Chris: I don't think so because—Again, back to the being present thing. Because we don't know anything about what normal is going to be ever again. I have no idea what it's going to look like. This could be the rest of it. The more I educate myself, which has been another strong point in my life during this time. It was already going, but like just audiobook after audiobook and podcast, just filling information. It's really sort of just terrifying. And just trying to figure out what it's going to look like for us to even rebuild. I don't know. I have no idea what the next step is going to look like and I want to try and mentally prepare myself for how to think about things. My other mantra has been like, "It's not what you think, it's how you think." And to be able to listen to the way other people outside of your own field understand things will allow you to solve problems with something completely unrelated. But because you've trained your brain to function in a certain way, you can come at the new problem with a totally unforeseen solution in order to go like, "Oh yeah, no, we should do that," where, you know, sort of nobody else really sees that path.

Casey: I haven't thought about the fact that this could be forever.

Chris: Yeah. 

Casey: That's a new thought. That's terrifying.

Chris: Sorry.

Casey: No, it's great, yet again, awareness. What audiobooks have you been listening to? What are you learning about right now?

Chris: I just finished this book on scale. I can get my phone and say the full title, but it's like this really long thing. Have you heard of fractals? Like how your lungs are like the size of a football, but if you took all the capillaries in it you could circle the earth twice. Fractals explains that and why that phenomenon could happen, like a fourth dimension of our universe. And this scientist, think he was a social scientist, and then he got together with a biologist, and sort of cross-examined that phenomenon and realized that that phenomenon is why the smallest mammal is the shrew—that mathematically they can't get smaller than that.
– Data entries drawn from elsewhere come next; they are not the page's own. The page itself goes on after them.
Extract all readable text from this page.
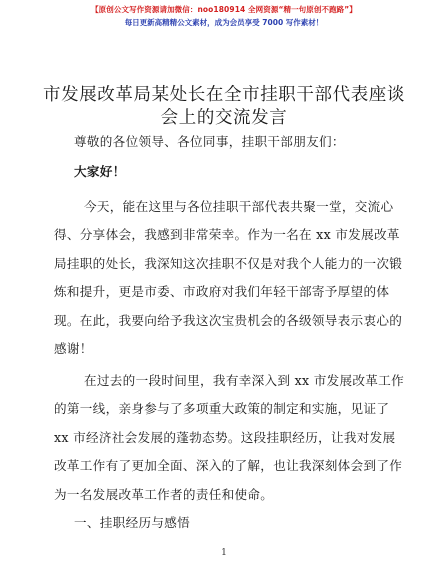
【原创公文写作资源请加微信：noo180914 全网资源“精一句原创不跑路”】
每日更新高精精公文素材，成为会员享受 7000 写作素材！
市发展改革局某处长在全市挂职干部代表座谈
会上的交流发言
尊敬的各位领导、各位同事，挂职干部朋友们：
大家好！
今天，能在这里与各位挂职干部代表共聚一堂，交流心
得、分享体会，我感到非常荣幸。作为一名在 xx 市发展改革
局挂职的处长，我深知这次挂职不仅是对我个人能力的一次锻
炼和提升，更是市委、市政府对我们年轻干部寄予厚望的体
现。在此，我要向给予我这次宝贵机会的各级领导表示衷心的
感谢！
在过去的一段时间里，我有幸深入到 xx 市发展改革工作
的第一线，亲身参与了多项重大政策的制定和实施，见证了
xx 市经济社会发展的蓬勃态势。这段挂职经历，让我对发展
改革工作有了更加全面、深入的了解，也让我深刻体会到了作
为一名发展改革工作者的责任和使命。
一、挂职经历与感悟
1
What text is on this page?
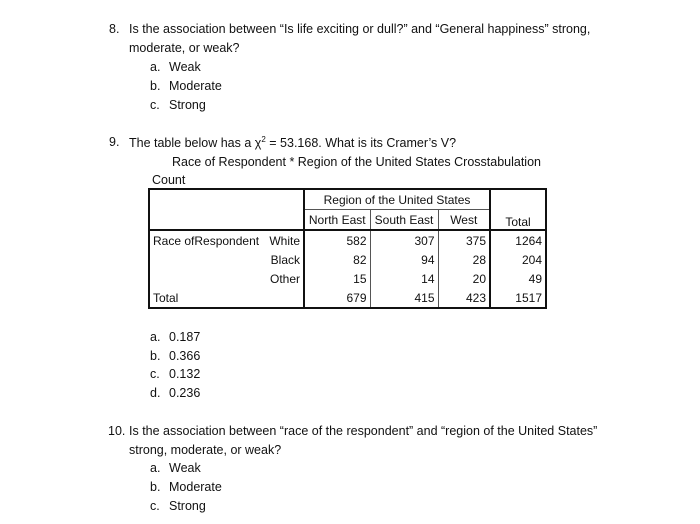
8. Is the association between “Is life exciting or dull?” and “General happiness” strong,
moderate, or weak?
a. Weak
b. Moderate
c. Strong
9. The table below has a $\chi^2 = 53.168$. What is its Cramer’s V?
Race of Respondent * Region of the United States Crosstabulation
Count
	Region of the United States			Total
	North East	South East	West	
Race ofRespondent White	582	307	375	1264
Black	82	94	28	204
Other	15	14	20	49
Total	679	415	423	1517
a. 0.187
b. 0.366
c. 0.132
d. 0.236
10. Is the association between “race of the respondent” and “region of the United States”
strong, moderate, or weak?
a. Weak
b. Moderate
c. Strong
And the blue whale is the biggest because mathematically it can't get bigger than that, and that somehow mathematically also applies to our cities and the cities are the new organism on our planet. It was like 18 hours of just that. I finally finished it two days ago and I was like, "I did it. I got through it." Because it was super head-y. But some of the turns you'd get to, just like, it blew my mind. And it was pretty simple, but it blew my mind.